By the mid-nineteenth century, the American economy that had been based on local commerce and small-scale farming was maturing into a dynamic, wide-reaching capitalist marketplace. As the industrial revolution in the northeast altered the economy and intensified the process of urbanization, an agricultural empire began to emerge in the west.
By 1860, more than one-half of the American population was located west of the Appalachian Mountains. Conditions along the entire Atlantic seaboard stimulated migration to the western regions. The soil in New England was incapable of producing agricultural crops beyond a subsistence level, resulting in a steady stream of men and women moving west to take advantage of the rich land in the interior of the continent. Many people in the Carolinas, Virginia, and the Deep South also moved westward because they had exhausted the soil. A lot of them moved near the Mississippi River because it provided a means for getting their products to coastal markets.

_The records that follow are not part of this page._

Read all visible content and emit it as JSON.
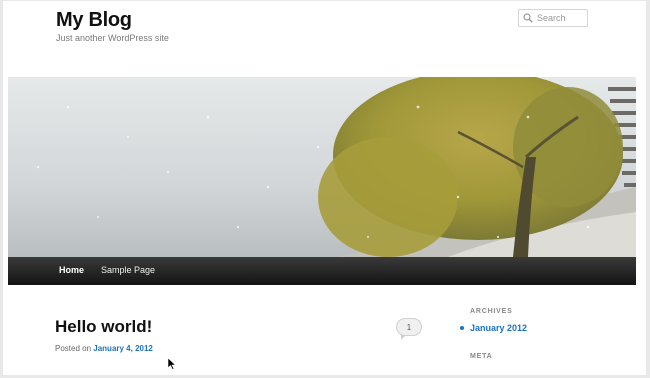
{
  "site": {
    "title": "My Blog",
    "description": "Just another WordPress site"
  },
  "search": {
    "placeholder": "Search"
  },
  "nav": {
    "items": [
      "Home",
      "Sample Page"
    ]
  },
  "post": {
    "title": "Hello world!",
    "posted_prefix": "Posted on",
    "date": "January 4, 2012",
    "comment_count": "1"
  },
  "sidebar": {
    "archives_title": "ARCHIVES",
    "archive_items": [
      "January 2012"
    ],
    "meta_title": "META"
  },
  "colors": {
    "accent": "#1e73be",
    "navbar": "#1f1f1f",
    "title": "#111111"
  },
  "icons": [
    "search-icon",
    "comment-bubble-icon",
    "mouse-pointer-icon"
  ]
}
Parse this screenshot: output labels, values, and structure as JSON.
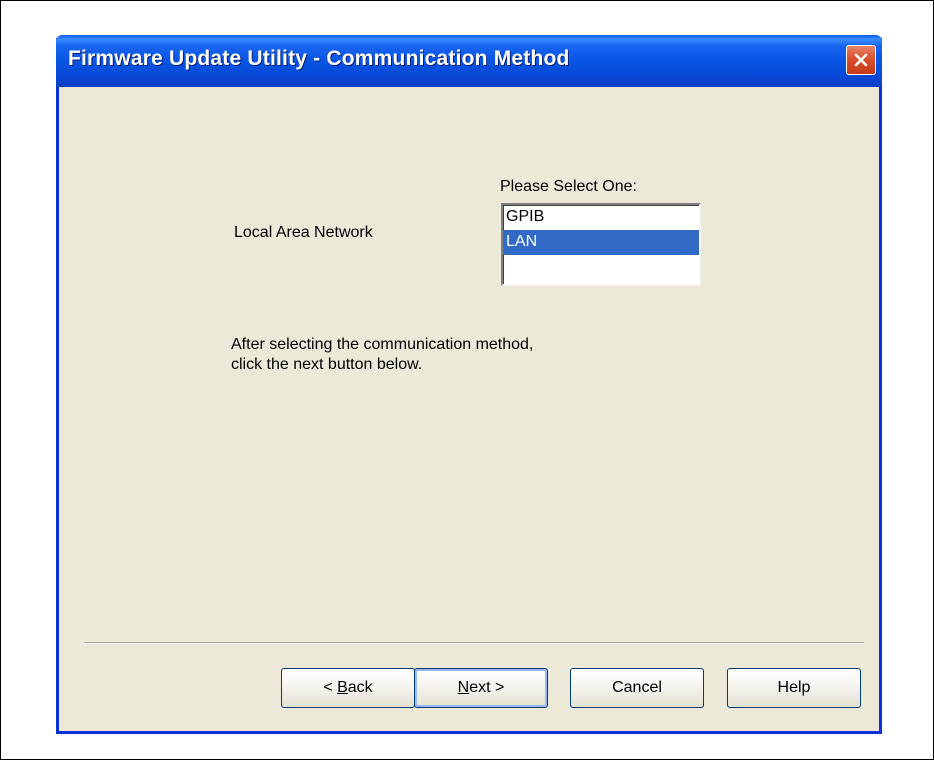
{
  "window": {
    "title": "Firmware Update Utility - Communication Method",
    "close_icon": "close-icon",
    "close_color": "#d9502e",
    "title_color": "#0a54e3"
  },
  "content": {
    "selection_label": "Local Area Network",
    "list_prompt": "Please Select One:",
    "list_items": [
      "GPIB",
      "LAN"
    ],
    "selected_item": "LAN",
    "instructions_line1": "After selecting the communication method,",
    "instructions_line2": "click the next button below."
  },
  "buttons": {
    "back_prefix": "< ",
    "back_accel": "B",
    "back_rest": "ack",
    "next_accel": "N",
    "next_rest": "ext >",
    "cancel": "Cancel",
    "help": "Help"
  },
  "colors": {
    "dialog_bg": "#ece9d8",
    "selection_bg": "#316ac5",
    "border": "#0831d9"
  }
}
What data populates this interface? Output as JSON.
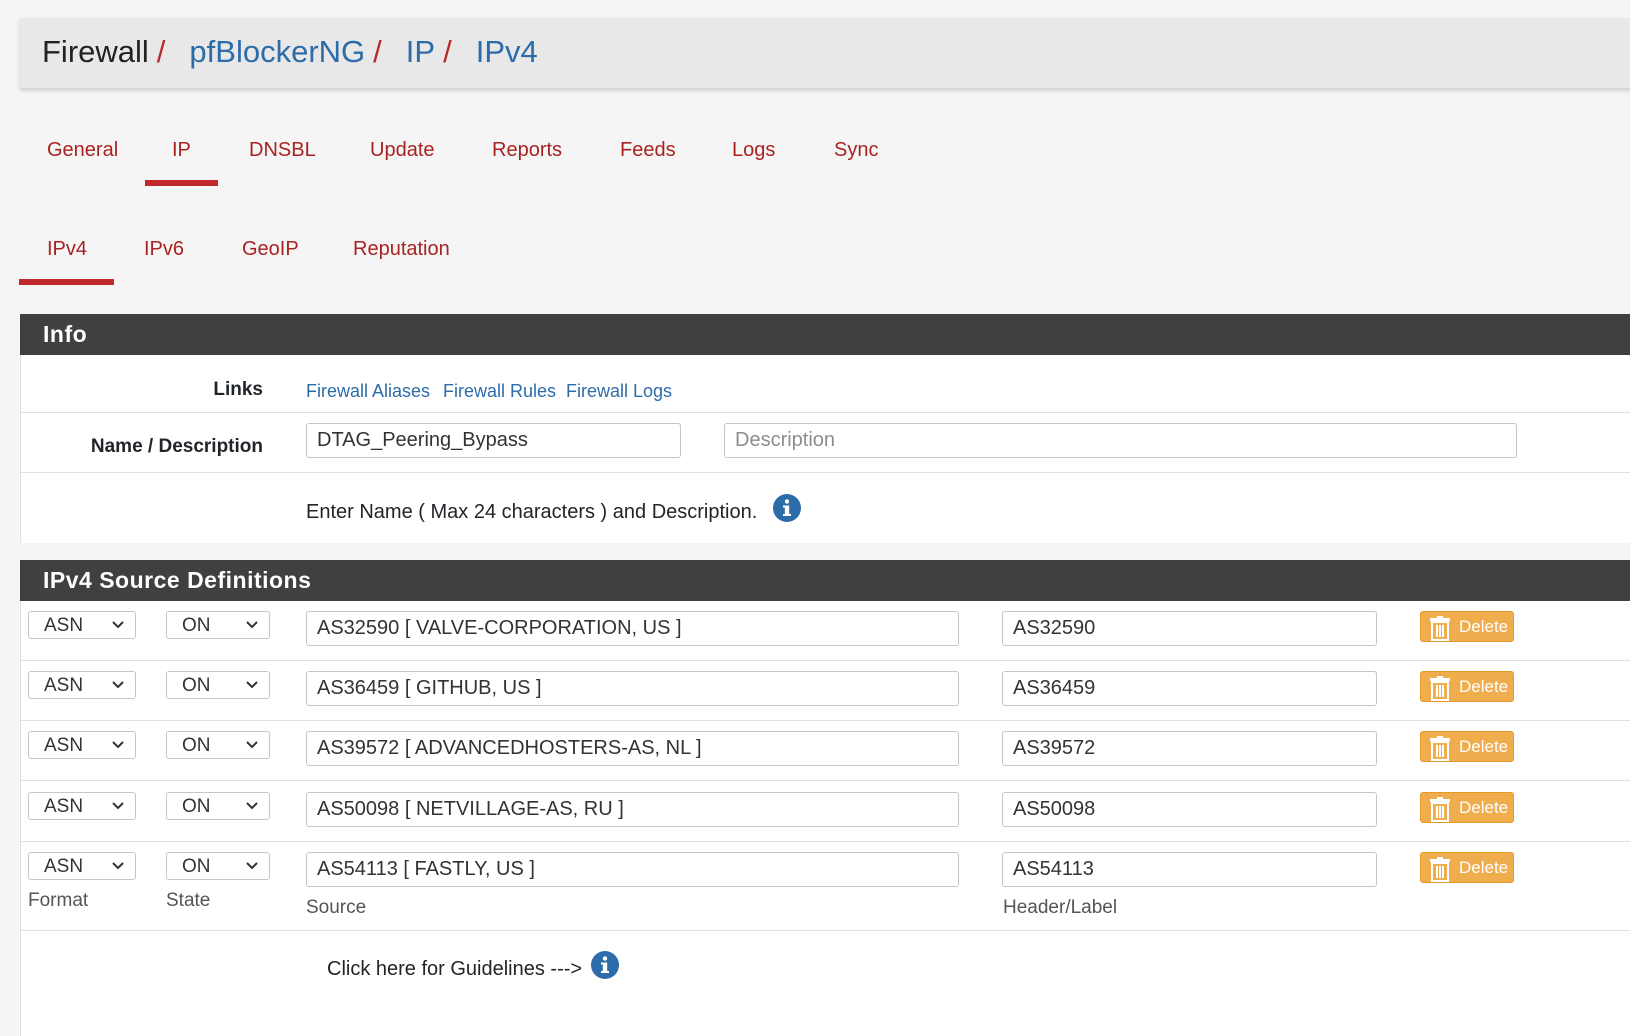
{
  "breadcrumb": {
    "items": [
      "Firewall",
      "pfBlockerNG",
      "IP",
      "IPv4"
    ],
    "separator": "/"
  },
  "tabs": [
    {
      "label": "General"
    },
    {
      "label": "IP",
      "active": true
    },
    {
      "label": "DNSBL"
    },
    {
      "label": "Update"
    },
    {
      "label": "Reports"
    },
    {
      "label": "Feeds"
    },
    {
      "label": "Logs"
    },
    {
      "label": "Sync"
    }
  ],
  "subtabs": [
    {
      "label": "IPv4",
      "active": true
    },
    {
      "label": "IPv6"
    },
    {
      "label": "GeoIP"
    },
    {
      "label": "Reputation"
    }
  ],
  "info_panel": {
    "title": "Info",
    "links_label": "Links",
    "links": [
      "Firewall Aliases",
      "Firewall Rules",
      "Firewall Logs"
    ],
    "name_desc_label": "Name / Description",
    "name_value": "DTAG_Peering_Bypass",
    "description_placeholder": "Description",
    "help_text": "Enter Name ( Max 24 characters ) and Description."
  },
  "source_panel": {
    "title": "IPv4 Source Definitions",
    "rows": [
      {
        "format": "ASN",
        "state": "ON",
        "source": "AS32590 [ VALVE-CORPORATION, US ]",
        "header": "AS32590",
        "delete_label": "Delete"
      },
      {
        "format": "ASN",
        "state": "ON",
        "source": "AS36459 [ GITHUB, US ]",
        "header": "AS36459",
        "delete_label": "Delete"
      },
      {
        "format": "ASN",
        "state": "ON",
        "source": "AS39572 [ ADVANCEDHOSTERS-AS, NL ]",
        "header": "AS39572",
        "delete_label": "Delete"
      },
      {
        "format": "ASN",
        "state": "ON",
        "source": "AS50098 [ NETVILLAGE-AS, RU ]",
        "header": "AS50098",
        "delete_label": "Delete"
      },
      {
        "format": "ASN",
        "state": "ON",
        "source": "AS54113 [ FASTLY, US ]",
        "header": "AS54113",
        "delete_label": "Delete"
      }
    ],
    "column_labels": {
      "format": "Format",
      "state": "State",
      "source": "Source",
      "header": "Header/Label"
    },
    "guidelines_text": "Click here for Guidelines --->"
  },
  "colors": {
    "tab_text": "#a82222",
    "tab_active_underline": "#c0282b",
    "link": "#2c6ca8",
    "panel_header": "#404040",
    "delete_button": "#f0ad4e",
    "info_icon": "#2c6ca8"
  },
  "icons": {
    "info": "info-circle-icon",
    "delete": "trash-icon",
    "select": "chevron-down-icon"
  }
}
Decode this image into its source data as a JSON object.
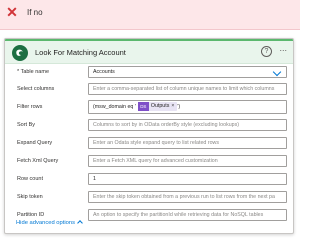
{
  "condition": {
    "title": "If no"
  },
  "card": {
    "title": "Look For Matching Account",
    "help_label": "?",
    "more_label": "···"
  },
  "fields": [
    {
      "label": "* Table name",
      "value": "Accounts",
      "placeholder": ""
    },
    {
      "label": "Select columns",
      "value": "",
      "placeholder": "Enter a comma-separated list of column unique names to limit which columns"
    },
    {
      "label": "Filter rows",
      "value": "(msw_domain eq '",
      "suffix": "')",
      "token": {
        "icon_label": "DS",
        "text": "Outputs",
        "remove": "×"
      }
    },
    {
      "label": "Sort By",
      "value": "",
      "placeholder": "Columns to sort by in OData orderBy style (excluding lookups)"
    },
    {
      "label": "Expand Query",
      "value": "",
      "placeholder": "Enter an Odata style expand query to list related rows"
    },
    {
      "label": "Fetch Xml Query",
      "value": "",
      "placeholder": "Enter a Fetch XML query for advanced customization"
    },
    {
      "label": "Row count",
      "value": "1",
      "placeholder": ""
    },
    {
      "label": "Skip token",
      "value": "",
      "placeholder": "Enter the skip token obtained from a previous run to list rows from the next pa"
    },
    {
      "label": "Partition ID",
      "value": "",
      "placeholder": "An option to specify the partitionId while retrieving data for NoSQL tables"
    }
  ],
  "advanced": {
    "label": "Hide advanced options"
  },
  "colors": {
    "accent": "#0078d4",
    "header_bg": "#e9f5ec",
    "header_border": "#5bb86e",
    "token_icon": "#7f4fc8"
  }
}
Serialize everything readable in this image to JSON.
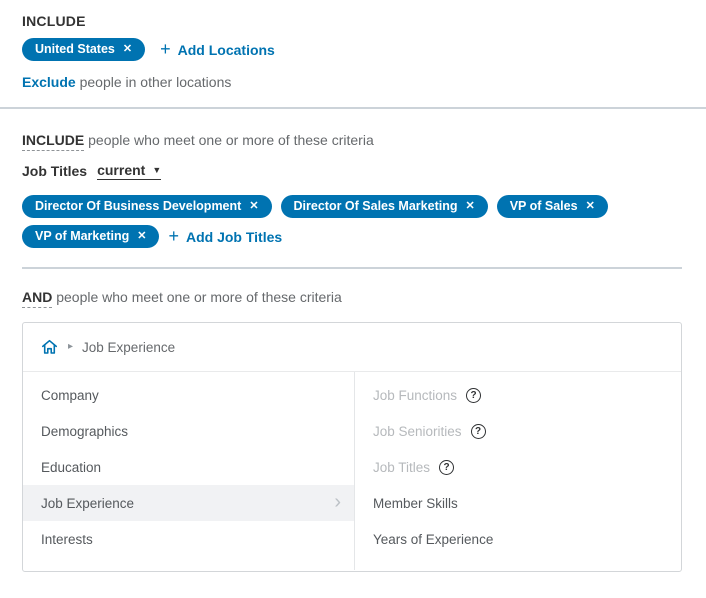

In the early nineteenth century, life was grim for the first pioneer families, who were poorly fed, ill-clad, and housed in hastily built dwellings. Many trudged on foot over hundreds of miles, dragging crude carts loaded with their scanty possessions. More fortunate pioneers traveled on horseback or in wagons—the best known was the canvas-topped Conestoga “covered wagons,” pulled by horses or oxen. These wagons were waterproof, enabled pioneers to travel farther, and allowed families to travel together and bring more of their possessions.
As the nineteenth century wore on and more and more settlers moved west, conditions improved. Many became farmers as well as hunters, and flourishing settlements began to change the face of the west. Land speculators bought large tracts of the cheap land, sold their holdings for a profit, and moved still farther west, making way for new settlers. Artisans and merchants soon followed the farmers west. Rapid growth in the west was the norm. Chicago, Illinois in 1830 was simply a trading village with a fort, but long before some of its original settlers died, it had become one of the largest and richest cities in the nation.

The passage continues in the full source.